Condolences and tributes
Cyclingnews has now published four pages of tributes from cyclists and supporters from around the world who've been affected by this tragedy. Please see: Amy Gillett: Tributes, 1976-2005, Part 1, and Part 2, Part 3 (posted July 21) and Part 4 (posted July 22).
Cycling Australia has also established an email link for people who wish to send condolence messages to the family of Amy Gillett or to pass on their thoughts and wishes to those injured. Go to Cycling Australia's web site and follow the link on the home page.
Velo Club de Londres returns to Herne Hill
British Cycling has announced that Velo Club de Londres has agreed to work with the organisation to operate the Herne Hill Velodrome. Herne Hill was recently saved from possible closure when landowner Dulwich Estate agreed to renew Southwark Council's lease on the site for a further three years.
Velo Club de Londres (VCL) has a long-standing association with Herne Hill and was formed with its base at the velodrome many years ago with the aim of becoming a successful 'youth orientated' cycling club.
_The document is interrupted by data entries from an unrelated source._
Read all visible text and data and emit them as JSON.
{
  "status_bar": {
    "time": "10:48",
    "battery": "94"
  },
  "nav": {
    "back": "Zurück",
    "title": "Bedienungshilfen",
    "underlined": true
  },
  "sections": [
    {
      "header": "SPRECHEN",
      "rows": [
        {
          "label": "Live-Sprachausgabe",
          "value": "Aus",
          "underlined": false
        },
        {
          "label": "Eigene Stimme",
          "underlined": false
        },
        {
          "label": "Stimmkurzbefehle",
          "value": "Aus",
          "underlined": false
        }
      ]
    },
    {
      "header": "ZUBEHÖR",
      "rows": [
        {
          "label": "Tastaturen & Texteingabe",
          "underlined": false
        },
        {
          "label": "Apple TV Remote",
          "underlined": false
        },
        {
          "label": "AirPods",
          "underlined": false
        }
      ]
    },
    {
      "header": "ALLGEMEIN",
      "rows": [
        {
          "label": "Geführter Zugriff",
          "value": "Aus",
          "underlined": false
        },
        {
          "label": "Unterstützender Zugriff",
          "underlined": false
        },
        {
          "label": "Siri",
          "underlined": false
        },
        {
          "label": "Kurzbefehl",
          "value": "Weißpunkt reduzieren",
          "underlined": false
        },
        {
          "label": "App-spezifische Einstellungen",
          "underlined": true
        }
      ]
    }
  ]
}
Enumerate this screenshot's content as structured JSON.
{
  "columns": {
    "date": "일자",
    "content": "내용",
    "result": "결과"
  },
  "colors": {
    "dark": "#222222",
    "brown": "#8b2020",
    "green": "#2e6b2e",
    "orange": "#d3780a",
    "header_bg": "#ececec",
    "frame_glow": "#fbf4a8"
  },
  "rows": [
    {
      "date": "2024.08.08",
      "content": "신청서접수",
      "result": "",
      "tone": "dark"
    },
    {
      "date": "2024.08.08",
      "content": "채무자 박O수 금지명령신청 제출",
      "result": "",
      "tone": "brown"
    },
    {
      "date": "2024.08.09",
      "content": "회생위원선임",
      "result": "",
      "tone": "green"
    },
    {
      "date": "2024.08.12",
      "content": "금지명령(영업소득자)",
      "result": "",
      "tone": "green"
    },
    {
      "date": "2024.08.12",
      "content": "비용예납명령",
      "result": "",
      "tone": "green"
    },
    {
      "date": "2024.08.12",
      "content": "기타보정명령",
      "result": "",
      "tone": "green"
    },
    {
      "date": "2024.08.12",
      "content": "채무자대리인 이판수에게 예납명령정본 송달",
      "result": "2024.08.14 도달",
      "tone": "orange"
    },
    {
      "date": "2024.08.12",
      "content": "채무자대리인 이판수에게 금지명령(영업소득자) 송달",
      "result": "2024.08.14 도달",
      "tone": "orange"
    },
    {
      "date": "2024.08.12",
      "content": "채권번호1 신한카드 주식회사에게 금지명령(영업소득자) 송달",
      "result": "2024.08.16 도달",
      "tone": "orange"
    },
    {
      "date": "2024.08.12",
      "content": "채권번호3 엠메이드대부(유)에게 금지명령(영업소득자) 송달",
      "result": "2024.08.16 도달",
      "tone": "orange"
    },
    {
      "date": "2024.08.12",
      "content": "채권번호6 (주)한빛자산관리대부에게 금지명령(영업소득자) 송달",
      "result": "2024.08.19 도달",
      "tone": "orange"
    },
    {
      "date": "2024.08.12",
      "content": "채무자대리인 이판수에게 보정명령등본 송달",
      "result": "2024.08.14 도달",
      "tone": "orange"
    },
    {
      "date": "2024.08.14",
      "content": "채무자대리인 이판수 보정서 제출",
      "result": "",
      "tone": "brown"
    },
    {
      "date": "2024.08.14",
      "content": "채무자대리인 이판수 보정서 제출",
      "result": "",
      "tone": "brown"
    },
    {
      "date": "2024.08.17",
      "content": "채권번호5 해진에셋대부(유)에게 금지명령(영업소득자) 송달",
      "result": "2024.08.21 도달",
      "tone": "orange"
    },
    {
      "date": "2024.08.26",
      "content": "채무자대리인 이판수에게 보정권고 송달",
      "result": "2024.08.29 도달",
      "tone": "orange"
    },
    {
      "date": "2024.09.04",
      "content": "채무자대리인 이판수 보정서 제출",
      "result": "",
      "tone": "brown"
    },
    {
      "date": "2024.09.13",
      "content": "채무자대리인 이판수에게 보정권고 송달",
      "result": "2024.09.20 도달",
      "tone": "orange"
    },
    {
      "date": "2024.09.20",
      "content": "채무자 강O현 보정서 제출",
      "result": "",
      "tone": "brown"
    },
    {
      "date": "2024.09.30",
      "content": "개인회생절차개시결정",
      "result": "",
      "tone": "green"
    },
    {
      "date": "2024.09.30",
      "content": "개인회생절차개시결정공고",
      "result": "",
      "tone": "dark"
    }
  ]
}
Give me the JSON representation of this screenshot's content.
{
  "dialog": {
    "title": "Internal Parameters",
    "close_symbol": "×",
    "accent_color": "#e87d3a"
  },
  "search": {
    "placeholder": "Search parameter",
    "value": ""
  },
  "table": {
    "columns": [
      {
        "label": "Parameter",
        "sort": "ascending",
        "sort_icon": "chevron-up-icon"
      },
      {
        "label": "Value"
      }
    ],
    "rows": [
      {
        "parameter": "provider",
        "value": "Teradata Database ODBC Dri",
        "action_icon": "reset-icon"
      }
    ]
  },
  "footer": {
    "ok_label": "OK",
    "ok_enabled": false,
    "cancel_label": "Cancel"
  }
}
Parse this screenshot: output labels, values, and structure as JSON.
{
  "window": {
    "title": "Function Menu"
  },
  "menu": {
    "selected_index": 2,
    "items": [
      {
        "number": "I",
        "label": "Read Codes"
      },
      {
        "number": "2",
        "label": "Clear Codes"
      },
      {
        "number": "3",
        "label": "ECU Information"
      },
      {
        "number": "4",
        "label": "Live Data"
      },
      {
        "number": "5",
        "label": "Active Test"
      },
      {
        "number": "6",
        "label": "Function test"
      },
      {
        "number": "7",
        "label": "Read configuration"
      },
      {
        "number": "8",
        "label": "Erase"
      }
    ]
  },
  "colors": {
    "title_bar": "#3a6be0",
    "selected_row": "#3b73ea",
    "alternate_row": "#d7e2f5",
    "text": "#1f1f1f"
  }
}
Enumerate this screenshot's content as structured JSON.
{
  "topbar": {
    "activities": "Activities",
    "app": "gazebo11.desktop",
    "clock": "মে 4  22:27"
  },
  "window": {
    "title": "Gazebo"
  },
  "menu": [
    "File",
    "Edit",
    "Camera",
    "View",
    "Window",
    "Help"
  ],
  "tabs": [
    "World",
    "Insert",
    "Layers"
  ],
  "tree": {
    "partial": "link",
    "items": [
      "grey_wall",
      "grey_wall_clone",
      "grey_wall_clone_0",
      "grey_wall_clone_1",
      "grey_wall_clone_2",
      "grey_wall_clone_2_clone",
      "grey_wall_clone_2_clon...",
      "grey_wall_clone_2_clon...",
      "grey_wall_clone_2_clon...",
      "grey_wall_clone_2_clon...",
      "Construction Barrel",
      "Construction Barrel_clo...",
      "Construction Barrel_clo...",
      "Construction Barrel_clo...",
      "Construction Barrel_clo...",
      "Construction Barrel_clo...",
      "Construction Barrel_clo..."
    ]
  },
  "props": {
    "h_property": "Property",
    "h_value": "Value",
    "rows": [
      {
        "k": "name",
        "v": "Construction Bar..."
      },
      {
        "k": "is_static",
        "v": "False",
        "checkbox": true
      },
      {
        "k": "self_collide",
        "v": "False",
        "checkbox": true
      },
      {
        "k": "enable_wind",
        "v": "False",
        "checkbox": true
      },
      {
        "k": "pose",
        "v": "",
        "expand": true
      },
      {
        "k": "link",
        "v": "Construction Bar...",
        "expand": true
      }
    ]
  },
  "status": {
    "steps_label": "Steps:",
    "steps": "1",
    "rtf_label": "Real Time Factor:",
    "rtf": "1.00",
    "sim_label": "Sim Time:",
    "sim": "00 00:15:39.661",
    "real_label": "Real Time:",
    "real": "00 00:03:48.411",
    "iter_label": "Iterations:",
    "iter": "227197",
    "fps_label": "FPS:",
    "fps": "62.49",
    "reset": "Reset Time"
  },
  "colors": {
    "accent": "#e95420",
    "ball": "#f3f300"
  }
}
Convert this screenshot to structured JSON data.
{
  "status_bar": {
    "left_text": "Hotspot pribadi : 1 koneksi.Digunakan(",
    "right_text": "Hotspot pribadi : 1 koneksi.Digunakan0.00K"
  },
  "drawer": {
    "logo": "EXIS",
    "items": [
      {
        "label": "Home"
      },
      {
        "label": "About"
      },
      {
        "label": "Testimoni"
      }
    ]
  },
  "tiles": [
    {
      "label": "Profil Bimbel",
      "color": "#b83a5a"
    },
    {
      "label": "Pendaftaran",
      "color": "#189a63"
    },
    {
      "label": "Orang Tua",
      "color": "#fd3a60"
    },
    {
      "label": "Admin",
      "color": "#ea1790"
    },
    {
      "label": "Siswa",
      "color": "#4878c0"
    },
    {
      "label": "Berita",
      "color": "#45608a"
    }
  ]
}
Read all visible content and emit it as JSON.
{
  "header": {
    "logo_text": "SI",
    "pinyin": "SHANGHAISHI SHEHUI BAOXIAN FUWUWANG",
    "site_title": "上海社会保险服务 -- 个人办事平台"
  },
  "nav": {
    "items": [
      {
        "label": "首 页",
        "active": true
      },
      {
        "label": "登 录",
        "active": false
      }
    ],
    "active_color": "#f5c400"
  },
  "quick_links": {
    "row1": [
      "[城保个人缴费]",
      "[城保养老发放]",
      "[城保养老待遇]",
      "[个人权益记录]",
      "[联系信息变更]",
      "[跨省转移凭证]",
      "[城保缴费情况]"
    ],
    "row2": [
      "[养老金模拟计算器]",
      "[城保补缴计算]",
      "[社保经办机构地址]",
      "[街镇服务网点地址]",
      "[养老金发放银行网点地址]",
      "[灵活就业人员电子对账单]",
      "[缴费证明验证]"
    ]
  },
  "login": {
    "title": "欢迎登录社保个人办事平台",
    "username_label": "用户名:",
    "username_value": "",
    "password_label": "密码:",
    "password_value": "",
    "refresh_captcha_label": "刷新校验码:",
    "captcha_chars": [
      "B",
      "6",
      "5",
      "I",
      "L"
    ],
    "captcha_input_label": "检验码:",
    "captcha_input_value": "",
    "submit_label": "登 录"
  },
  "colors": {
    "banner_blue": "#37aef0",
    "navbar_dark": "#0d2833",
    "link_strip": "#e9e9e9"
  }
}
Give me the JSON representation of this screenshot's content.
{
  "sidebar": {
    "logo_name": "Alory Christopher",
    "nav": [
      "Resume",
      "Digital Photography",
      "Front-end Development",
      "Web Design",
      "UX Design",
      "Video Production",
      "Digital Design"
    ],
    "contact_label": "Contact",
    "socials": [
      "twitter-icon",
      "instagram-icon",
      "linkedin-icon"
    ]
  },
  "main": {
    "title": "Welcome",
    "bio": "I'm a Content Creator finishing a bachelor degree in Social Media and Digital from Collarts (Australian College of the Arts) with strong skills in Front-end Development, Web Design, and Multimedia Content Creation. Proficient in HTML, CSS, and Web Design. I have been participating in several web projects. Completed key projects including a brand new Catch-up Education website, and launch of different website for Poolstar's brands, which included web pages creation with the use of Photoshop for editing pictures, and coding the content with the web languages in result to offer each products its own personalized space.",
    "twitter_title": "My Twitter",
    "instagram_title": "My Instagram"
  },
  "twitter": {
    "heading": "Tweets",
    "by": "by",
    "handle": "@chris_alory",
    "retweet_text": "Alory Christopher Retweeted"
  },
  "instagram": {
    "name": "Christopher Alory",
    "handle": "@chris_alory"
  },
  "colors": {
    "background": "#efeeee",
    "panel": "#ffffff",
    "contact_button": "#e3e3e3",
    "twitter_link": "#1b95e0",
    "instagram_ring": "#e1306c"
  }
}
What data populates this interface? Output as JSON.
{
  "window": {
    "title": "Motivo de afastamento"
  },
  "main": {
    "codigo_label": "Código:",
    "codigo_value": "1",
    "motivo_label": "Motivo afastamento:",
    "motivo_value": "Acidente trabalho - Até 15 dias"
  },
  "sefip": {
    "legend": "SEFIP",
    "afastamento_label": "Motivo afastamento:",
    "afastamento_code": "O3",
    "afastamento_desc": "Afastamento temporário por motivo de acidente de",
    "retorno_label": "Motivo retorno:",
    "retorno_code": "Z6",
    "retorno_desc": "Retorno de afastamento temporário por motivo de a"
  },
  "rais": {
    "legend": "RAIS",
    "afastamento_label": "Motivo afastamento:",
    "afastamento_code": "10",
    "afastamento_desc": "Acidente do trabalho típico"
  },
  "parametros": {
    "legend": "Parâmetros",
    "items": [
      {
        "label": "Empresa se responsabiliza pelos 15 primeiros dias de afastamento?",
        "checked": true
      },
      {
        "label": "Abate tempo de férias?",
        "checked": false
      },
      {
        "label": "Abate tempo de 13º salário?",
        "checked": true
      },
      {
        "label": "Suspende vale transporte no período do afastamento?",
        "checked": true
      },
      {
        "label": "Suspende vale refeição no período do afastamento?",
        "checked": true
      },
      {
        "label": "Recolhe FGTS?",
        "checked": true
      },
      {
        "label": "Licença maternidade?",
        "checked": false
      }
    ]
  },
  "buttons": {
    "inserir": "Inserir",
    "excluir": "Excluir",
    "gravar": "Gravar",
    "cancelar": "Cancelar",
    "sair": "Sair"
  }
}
VCL has grown from strength to strength but, in recent months, members have found themselves without a home and have had to spend much of their time trying to get the younger members to other tracks to race and train, which has limited any further club development work.
British Cycling plans to develop facilities at Herne Hill for a thriving community club at the heart of the velodrome. The organisation says that with Velo Club de Londres now stepping forward to work with it to this end, both the short-term, and hopefully long-term future and regeneration of Herne Hill are now secure.
Tour de l'Ain
The Tour de l'Ain/La Route du Progrès returns to the international cycling calendar for 2005 after missing a year in 2004. The four-day race starts August 7 in St Vulbas and finishes August 10 at Lelex Monts Jura. It has traditionally favoured climbers with Christophe Oriol winning in 2002 and Ludovic Turpin en 2003.
The biggest test for any rider with ambitions of winning will be the Col du Grand Colombier, which makes its return to the race this year after being missed for the last two editions. With sections of 14 percent gradient it will provide a tough finish to stage 3 as it climbs to the finish at 1501m altitude.
The final stage is also a big one, with four categorised climbs including the Col de la Faucille (1340m altitude) and Menthières (1136m).
Teams signed up to ride this year's race include Discovery Channel, Quick Step, Lotto Davitamon, Bouygues Telecom, Credit Agricole, Francaise des Jeux, AG2R Prevoyance, RAGT Semences, Cofidis, Rabobank, and Agritubel.
The Tour de l'Ain will be accompanied by the Mozaic Tour, for under 16 riders in teams of five.